Brian van den Broek wrote:
2) To get around that, and be more efficient with matricies with many empty cells:
.>>> my_matrix_as_dict = {(1,1):4, (1,2):6, (1,3):8,
(2,1):56, (2,3):12,
(3,1):3, (3,2):3}
.>>> my_matrix_as_dict[(3,1)] 3 .>>> my_matrix_as_dict[(2,1)] 56
So, you just can use the tuple co-ordinates you've defined in order to access cells. Note also that the list way you'd have to represent empty cells with a standard null value -- None is the usual choice. But this way, you just don't define some tuples as keys, as I didn't define (2,2) as a key. Thus:
.>>> my_matrix_as_dict[(2,2)]
Traceback (most recent call last): File "<pyshell#19>", line 1, in -toplevel- my_matrix_as_dict[(2,2)] KeyError: (2, 2)

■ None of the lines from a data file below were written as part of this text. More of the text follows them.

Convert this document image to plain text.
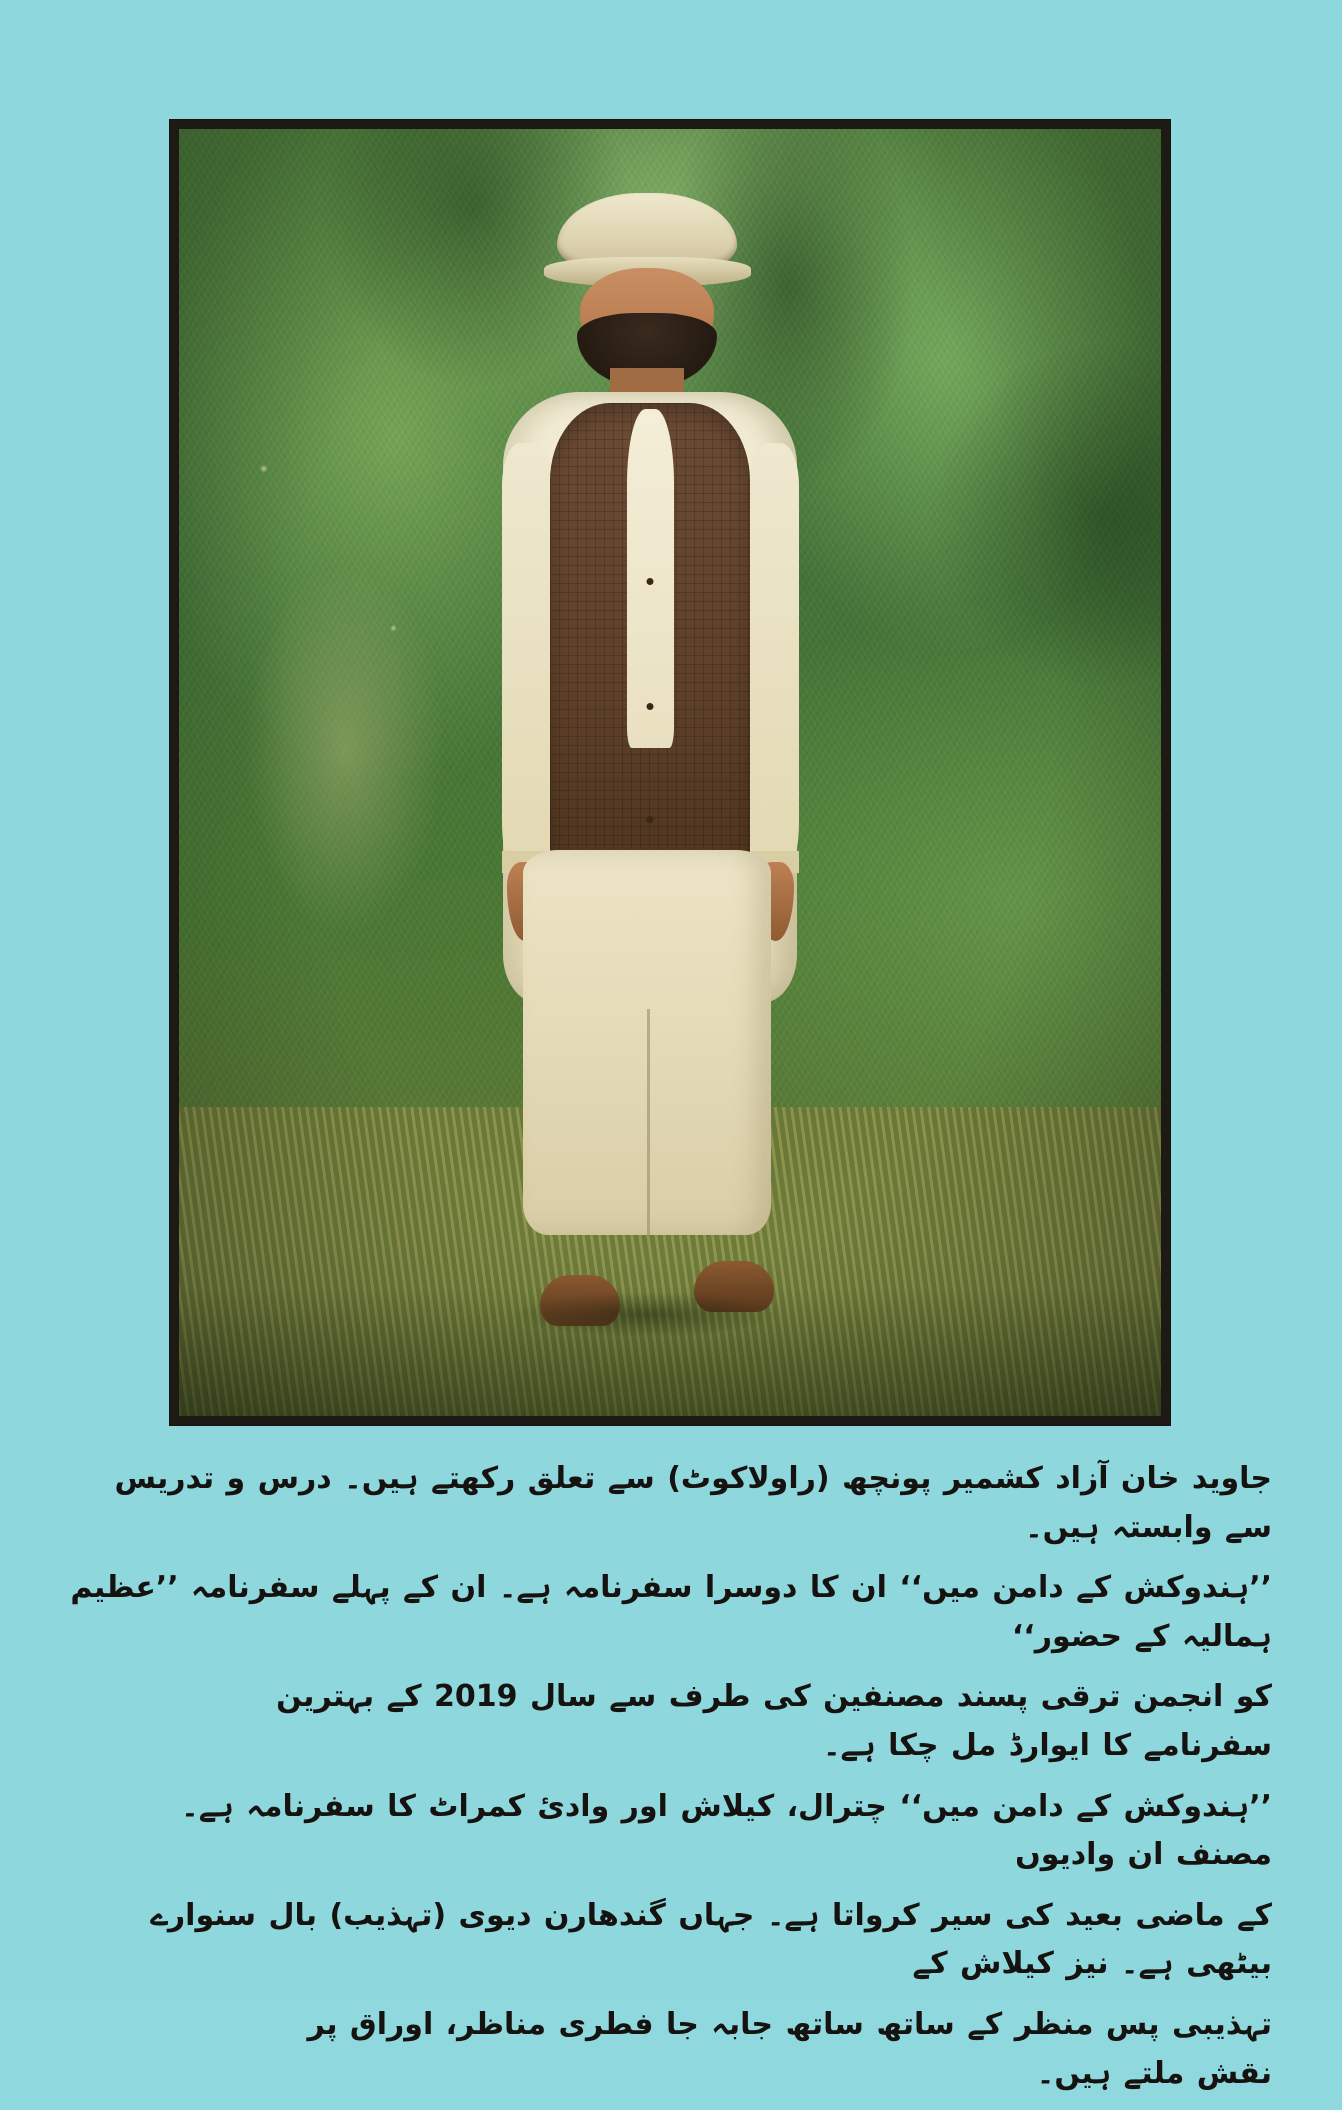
جاوید خان آزاد کشمیر پونچھ (راولاکوٹ) سے تعلق رکھتے ہیں۔ درس و تدریس سے وابستہ ہیں۔

’’ہندوکش کے دامن میں‘‘ ان کا دوسرا سفرنامہ ہے۔ ان کے پہلے سفرنامہ ’’عظیم ہمالیہ کے حضور‘‘

کو انجمن ترقی پسند مصنفین کی طرف سے سال 2019 کے بہترین سفرنامے کا ایوارڈ مل چکا ہے۔

’’ہندوکش کے دامن میں‘‘ چترال، کیلاش اور وادئ کمراٹ کا سفرنامہ ہے۔ مصنف ان وادیوں

کے ماضی بعید کی سیر کرواتا ہے۔ جہاں گندھارن دیوی (تہذیب) بال سنوارے بیٹھی ہے۔ نیز کیلاش کے

تہذیبی پس منظر کے ساتھ ساتھ جابہ جا فطری مناظر، اوراق پر نقش ملتے ہیں۔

You can make that more graceful with a try/except block:
.>>> try:
my_matrix_as_dict[(2,2)]
except KeyError:
print "That cell is empty"
That cell is empty
.>>>
if you want None to be returned for an empty cell, you can just do:
my_matrix_as_dict.get((2,2), None)
so that the None object will de returned for all inexistant cells...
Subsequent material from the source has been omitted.